Corvey als Ort des Gebets zu bewahren: In dieser Mission ist Monsignore Andreas Kurte am Sonntag zu einem besonderen Anlass nach Höxter gekommen: Der Geistliche hielt die Festpredigt zum traditionellen Vitusfest mit Hochamt und Prozession und sah sich angesichts der großen Beteiligung an den Feierlichkeiten in seinem Herzensanliegen für die Weserabtei bestätigt.
Etwa 500 Menschen setzten mit ihrer Teilnahme die strahlkräftige Tradition der Vitusverehrung fort, die 836, also kurz nach der Gründung des Benediktinerklosters, mit der Übertragung der Reliquien des jugendlichen Märtyrers von St. Denis an die Weser begonnen hatte. Das festliche Gedenken gehört zu den Konstanten, die gerade auch in unruhigen Zeiten wie Leitplanken Orientierung geben.
Diese Beständigkeit schließt Aufbruch und Neuanfang nicht aus, wie Monsignore Kurte in seiner Festpredigt eindringlich verdeutlichte. Die Frage, wie sich der Glaube an die nächste Generation weitergeben lasse, stelle sich heute genauso wie in der Gründungszeit Corveys im 9. Jahrhundert. Der Blick auf die Geschichte der Abtei könne hier weiterhelfen. „Immer wenn sich die Abtei auf ihre Kernaufgaben und die Regel des Ordensgründers Benedikt besonnen hat, blühte sie auf“, so Kurte. Machtinteressen, Besitzerhalt und Grenzsicherung hätten hingegen zum Niedergang geführt. „Die Zukunft unserer Kirche muss radikaler werden“, schlussfolgerte der Festprediger. Radikal sei in dem Zusammenhang von der ursprünglichen Bedeutung des Wortes, Radix gleich Wurzel, zu betrachten.

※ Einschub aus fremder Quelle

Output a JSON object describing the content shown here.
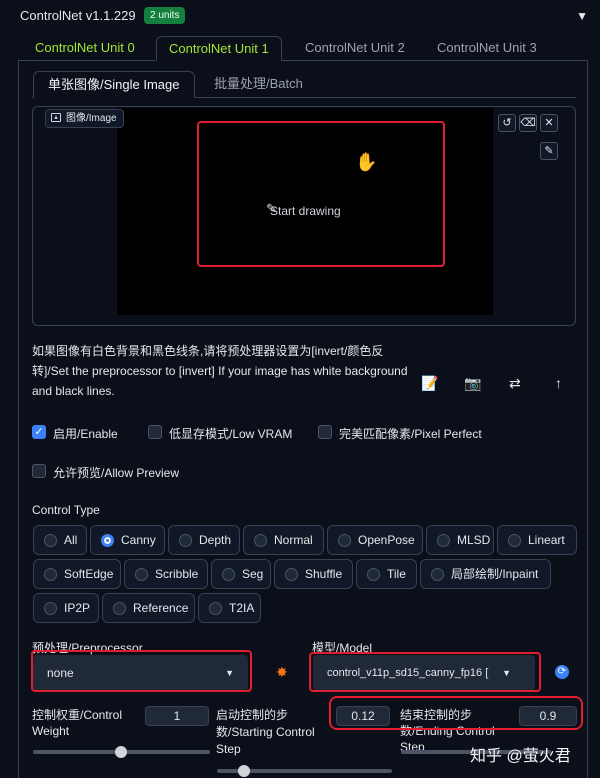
{
  "header": {
    "title": "ControlNet v1.1.229",
    "badge": "2 units",
    "collapse_icon": "triangle-down-icon"
  },
  "unit_tabs": [
    "ControlNet Unit 0",
    "ControlNet Unit 1",
    "ControlNet Unit 2",
    "ControlNet Unit 3"
  ],
  "image_tabs": [
    "单张图像/Single Image",
    "批量处理/Batch"
  ],
  "image": {
    "label": "图像/Image",
    "placeholder": "Start drawing"
  },
  "note": "如果图像有白色背景和黑色线条,请将预处理器设置为[invert/颜色反转]/Set the preprocessor to [invert] If your image has white background and black lines.",
  "checkboxes": {
    "enable": "启用/Enable",
    "low_vram": "低显存模式/Low VRAM",
    "pixel_perfect": "完美匹配像素/Pixel Perfect",
    "allow_preview": "允许预览/Allow Preview"
  },
  "control_type": {
    "label": "Control Type",
    "options": [
      "All",
      "Canny",
      "Depth",
      "Normal",
      "OpenPose",
      "MLSD",
      "Lineart",
      "SoftEdge",
      "Scribble",
      "Seg",
      "Shuffle",
      "Tile",
      "局部绘制/Inpaint",
      "IP2P",
      "Reference",
      "T2IA"
    ],
    "selected": "Canny"
  },
  "preprocessor": {
    "label": "预处理/Preprocessor",
    "value": "none"
  },
  "model": {
    "label": "模型/Model",
    "value": "control_v11p_sd15_canny_fp16 ["
  },
  "weight": {
    "label": "控制权重/Control Weight",
    "value": "1"
  },
  "start_step": {
    "label": "启动控制的步数/Starting Control Step",
    "value": "0.12"
  },
  "end_step": {
    "label": "结束控制的步数/Ending Control Step",
    "value": "0.9"
  },
  "watermark": "知乎 @萤火君",
  "colors": {
    "accent": "#3b82f6",
    "highlight": "#e11d2e",
    "active_tab": "#a3e635",
    "badge": "#15803d"
  }
}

Die Devise laute also „Radikal! Zurück zu den Wurzeln“. Und diese Wurzel sei die Botschaft Christi. Sie gelte es offensiv und mit Bekennermut zu verkünden und dabei auch neue Zugänge zum Glauben zu erschließen – neu im Sinne der Schriftstellerin und Mystikerin Madeleine Delbrêl, die einmal sagte: „Der Glaube ist wirklich wie eine arme Frau. Jedes Volk, jede Kultur und jedes Zeitalter schenkt ihr ein Kleidungsstück. Wenn die Zeiten sich wandeln, ist ihr Gewand abgetragen. Sie muss neue Kleider bekommen, wenn sie sich nicht im Keller verstecken will.“
Angesichts der Herausforderungen unserer Zeit müsse die Kirche sich mit vielen neuen Kleidern offensiv in die Gesellschaft einbringen. „Wir müssen uns einmischen – nicht als Besserwisser, sondern mit der Botschaft Christi.“ Nur mit ihr erreiche das Reden und Handeln die Herzen der Menschen. „Zum Glauben kann man nicht erziehen, sondern nur bewegen.“ Die Christen seien aufgerufen, Zeugnis davon zu geben, was sie im Innersten zur Nachfolge bewegt.

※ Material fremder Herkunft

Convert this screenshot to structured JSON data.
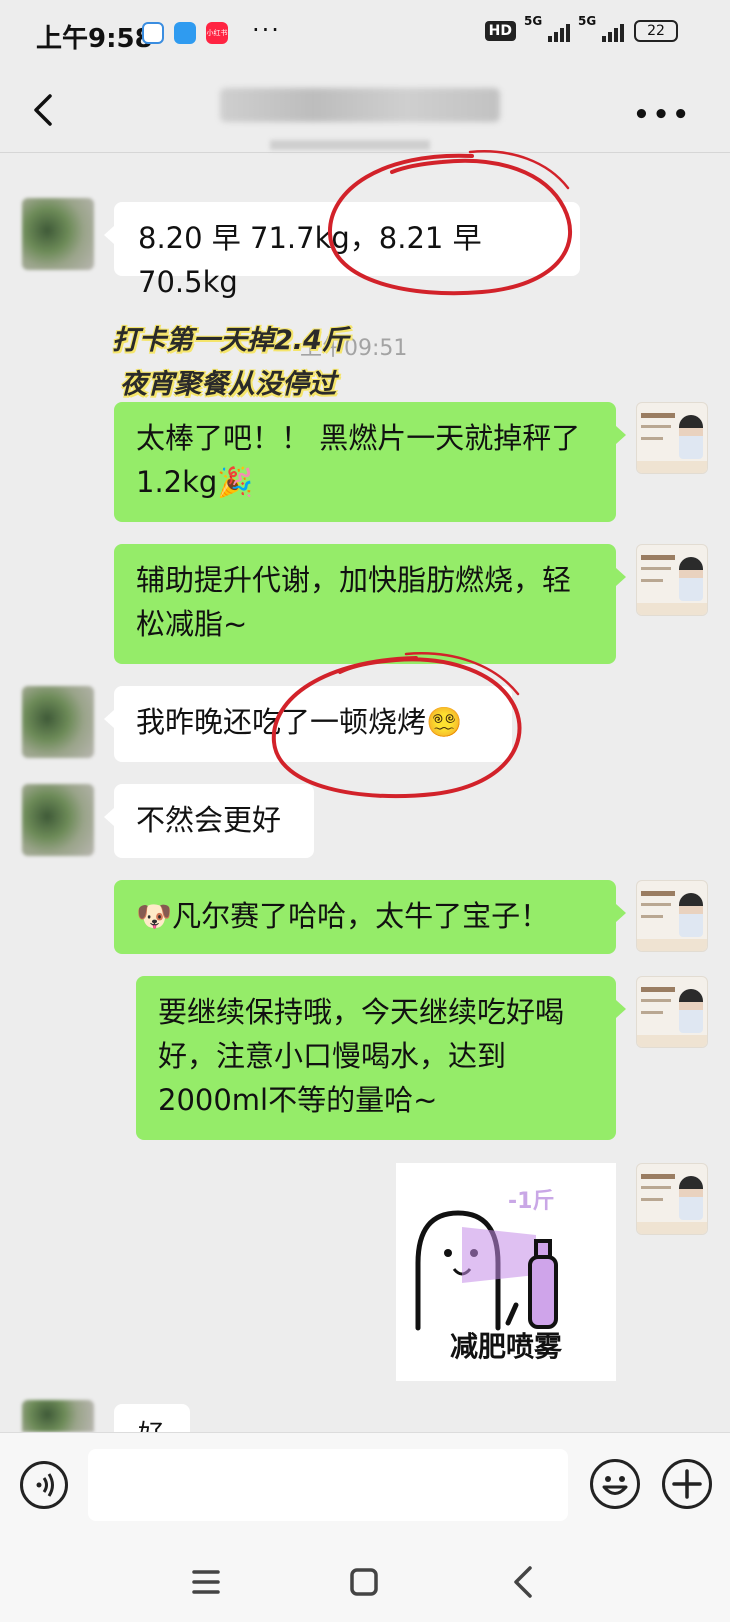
{
  "status_bar": {
    "time": "上午9:58",
    "app_icons": [
      "qq-icon",
      "browser-icon",
      "xiaohongshu-icon"
    ],
    "xiaohongshu_label": "小红书",
    "hd_label": "HD",
    "network_1": "5G",
    "network_2": "5G",
    "battery": "22"
  },
  "header": {
    "title": "",
    "more_label": "•••"
  },
  "messages": [
    {
      "side": "left",
      "text": "8.20 早 71.7kg，8.21 早 70.5kg"
    },
    {
      "side": "right",
      "text": "太棒了吧！！ 黑燃片一天就掉秤了1.2kg🎉"
    },
    {
      "side": "right",
      "text": "辅助提升代谢，加快脂肪燃烧，轻松减脂~"
    },
    {
      "side": "left",
      "text": "我昨晚还吃了一顿烧烤😵‍💫"
    },
    {
      "side": "left",
      "text": "不然会更好"
    },
    {
      "side": "right",
      "text": "🐶凡尔赛了哈哈，太牛了宝子！"
    },
    {
      "side": "right",
      "text": "要继续保持哦，今天继续吃好喝好，注意小口慢喝水，达到2000ml不等的量哈~"
    },
    {
      "side": "left",
      "text": "好"
    }
  ],
  "timestamp": "上午09:51",
  "overlay_captions": [
    "打卡第一天掉2.4斤",
    "夜宵聚餐从没停过"
  ],
  "sticker": {
    "top_text": "-1斤",
    "caption": "减肥喷雾"
  },
  "input_bar": {
    "placeholder": ""
  },
  "colors": {
    "bubble_green": "#95ec69",
    "bubble_white": "#ffffff",
    "background": "#ededed",
    "annotation_red": "#d2222a",
    "caption_highlight": "#f5e56b"
  }
}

In Corvey hätten die Benediktinermönche genau das getan. Das 1200-jährige Bestehen sei ein Grund zum Feiern. Mit seiner impulsgebenden Festpredigt weckte Monsignore Kurte Aufbruchsstimmung. Der Einladung zum Vitusfest war er mit Freude gefolgt. Der langjährige Leiter des Bereichs Pastorales Personal im Erzbischöflichen Generalvikariat in Paderborn und heutige Chef des Pastoralen Raums Brakeler Land hat seit jeher eine besondere Beziehung zur Abtei. In seiner Zeit als Pfarrdechant in Höxter 2003 bis 2008 gehörte die ehemalige Abteikirche zu den Orten seines seelsorglichen Wirkens. 2017 veröffentlichte der Geistliche seine profund recherchierte Biographie der 67 Corveyer Äbte.
Jetzt ließ er die heutige Welterbestätte beim Vitusfest als Ort des Gebets aufleuchten. Seine Predigt und die zuversichtlichen Worte von Pfarrdechant Dr. Hans-Bernd Krismanek klangen auch beim anschließenden Zusammensein im Domänenhof nach. „Die Kraft des Geistes Christi kann unsere Welt verändern“, hatte der Leiter des Pastoralverbunds Corvey am Dreizehnlindenkreuz betont. Zu dieser Station war die Prozession nach dem Festhochamt gezogen.
Im Domänenhof nahmen der Pfarrdechant, das Pastoralteam und viele weitere Weggefährten dann Abschied von Pastor Jonas Klur, der Höxter nach fünf Jahren Vikarzeit verlässt. Auch bestand die Gelegenheit, den Jubiläumswein zum 1200-jährigen Bestehen der ehemaligen Benediktinerabtei zu probieren.